Alles im grünen Bereich mit der Energiewende – betont regelmäßig das Bundeswirtschaftsministerium. Altmaier lässt regelmäßig einen »Monitoring-Bericht« zur Energiewende herausgeben. Der wiederum wird von einer vierköpfigen Energiewendeberater-Expertenkommission kommentiert. Die soll unabhängig sein, ist sie natürlich nicht. Vorsitzender der Expertenkommission ist der Wirtschaftswissenschaftler Andreas Löschel von der Universität Münster, begleitet von Veronika Grimm von der Universität Erlangen-Nürnberg, Barbara Lenz vom Deutsches Zentrum für Luft- und Raumfahrt und Frithjof Staiß vom Zentrum für Sonnenenergie- und Wasserstoff-Forschung Baden Württemberg. Ein Fachmann, der etwas von der Energieversorgung eines Industrielandes versteht, ist nicht dabei.

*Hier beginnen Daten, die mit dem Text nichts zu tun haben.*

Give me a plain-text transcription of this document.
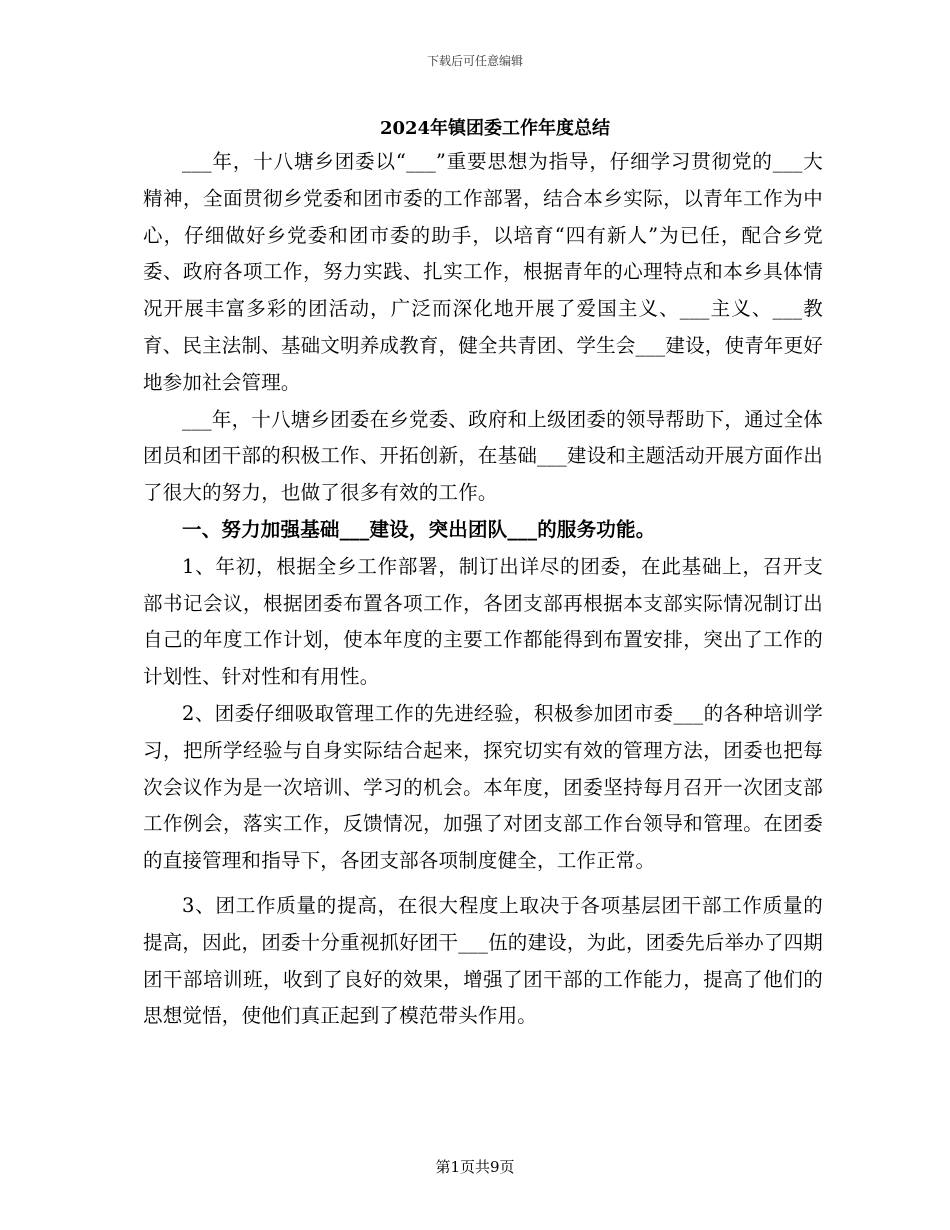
下载后可任意编辑
2024年镇团委工作年度总结

___年，十八塘乡团委以“___”重要思想为指导，仔细学习贯彻党的___大精神，全面贯彻乡党委和团市委的工作部署，结合本乡实际，以青年工作为中心，仔细做好乡党委和团市委的助手，以培育“四有新人”为已任，配合乡党委、政府各项工作，努力实践、扎实工作，根据青年的心理特点和本乡具体情况开展丰富多彩的团活动，广泛而深化地开展了爱国主义、___主义、___教育、民主法制、基础文明养成教育，健全共青团、学生会___建设，使青年更好地参加社会管理。

___年，十八塘乡团委在乡党委、政府和上级团委的领导帮助下，通过全体团员和团干部的积极工作、开拓创新，在基础___建设和主题活动开展方面作出了很大的努力，也做了很多有效的工作。

一、努力加强基础___建设，突出团队___的服务功能。

1、年初，根据全乡工作部署，制订出详尽的团委，在此基础上，召开支部书记会议，根据团委布置各项工作，各团支部再根据本支部实际情况制订出自己的年度工作计划，使本年度的主要工作都能得到布置安排，突出了工作的计划性、针对性和有用性。

2、团委仔细吸取管理工作的先进经验，积极参加团市委___的各种培训学习，把所学经验与自身实际结合起来，探究切实有效的管理方法，团委也把每次会议作为是一次培训、学习的机会。本年度，团委坚持每月召开一次团支部工作例会，落实工作，反馈情况，加强了对团支部工作台领导和管理。在团委的直接管理和指导下，各团支部各项制度健全，工作正常。

3、团工作质量的提高，在很大程度上取决于各项基层团干部工作质量的提高，因此，团委十分重视抓好团干___伍的建设，为此，团委先后举办了四期团干部培训班，收到了良好的效果，增强了团干部的工作能力，提高了他们的思想觉悟，使他们真正起到了模范带头作用。

第1页共9页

Deren Aufgabe: Deutlich zu machen, dass Deutschland in Sachen CO2-Reduzierung noch weit hinterherhinke. »Auf wissenschaftlicher Grundlage nimmt die Expertenkommission zu den Monitoring- und Fortschrittsberichten der Bundesregierung Stellung« heißt es. Das soll nach planvollem Vorgehen klingen, nicht nach Chaos, Scheitern und zusammenbrechender Stromversorgung, gar Blackout. So klingeln immer häufiger Worte wie »überprüft«, »verlässlich« und »planmäßig« durch den Bericht und seinen Kommentar.

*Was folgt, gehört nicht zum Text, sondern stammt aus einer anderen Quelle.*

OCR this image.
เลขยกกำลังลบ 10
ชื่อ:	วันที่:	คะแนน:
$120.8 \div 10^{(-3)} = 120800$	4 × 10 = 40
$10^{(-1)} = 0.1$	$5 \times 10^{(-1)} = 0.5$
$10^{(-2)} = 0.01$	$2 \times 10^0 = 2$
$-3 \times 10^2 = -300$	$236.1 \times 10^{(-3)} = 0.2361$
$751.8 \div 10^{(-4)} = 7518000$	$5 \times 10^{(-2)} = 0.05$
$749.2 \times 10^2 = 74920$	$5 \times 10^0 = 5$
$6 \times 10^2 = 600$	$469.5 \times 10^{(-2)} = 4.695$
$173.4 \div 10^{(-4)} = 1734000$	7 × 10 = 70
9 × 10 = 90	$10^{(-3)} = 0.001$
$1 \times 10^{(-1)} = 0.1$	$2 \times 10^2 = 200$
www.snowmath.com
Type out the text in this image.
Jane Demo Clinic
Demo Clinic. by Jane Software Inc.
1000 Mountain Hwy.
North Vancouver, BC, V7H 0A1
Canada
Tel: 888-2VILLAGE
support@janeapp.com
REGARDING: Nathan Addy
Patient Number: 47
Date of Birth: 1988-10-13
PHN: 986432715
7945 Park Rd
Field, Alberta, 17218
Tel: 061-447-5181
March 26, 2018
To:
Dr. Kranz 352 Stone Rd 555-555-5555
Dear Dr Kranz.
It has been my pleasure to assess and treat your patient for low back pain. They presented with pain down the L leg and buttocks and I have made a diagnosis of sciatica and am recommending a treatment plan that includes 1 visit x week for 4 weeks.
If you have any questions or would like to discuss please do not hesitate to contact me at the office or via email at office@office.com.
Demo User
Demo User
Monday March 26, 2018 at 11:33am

Altmaier geht davon aus, dass sich der Stromverbrauch in den kommenden Jahren bis etwa 2030 nicht erhöhen werde. Die »Energiewende« werde klappen. Altmaier sieht einen »Erfolgskurs«: »Wir sind auf gutem Weg!«

Kann nicht sein, schreibt jetzt jene Expertenkommission und benutzt rote, gelbe und grüne Ampeln – wie bei der »Lebensmittelampel« (darfst Du, darfst Du nicht). »Deutschland« werde nicht die »Klimaziele« erreichen. Es gebe immer noch viel zu wenige Windräder und Photovoltaikanlagen.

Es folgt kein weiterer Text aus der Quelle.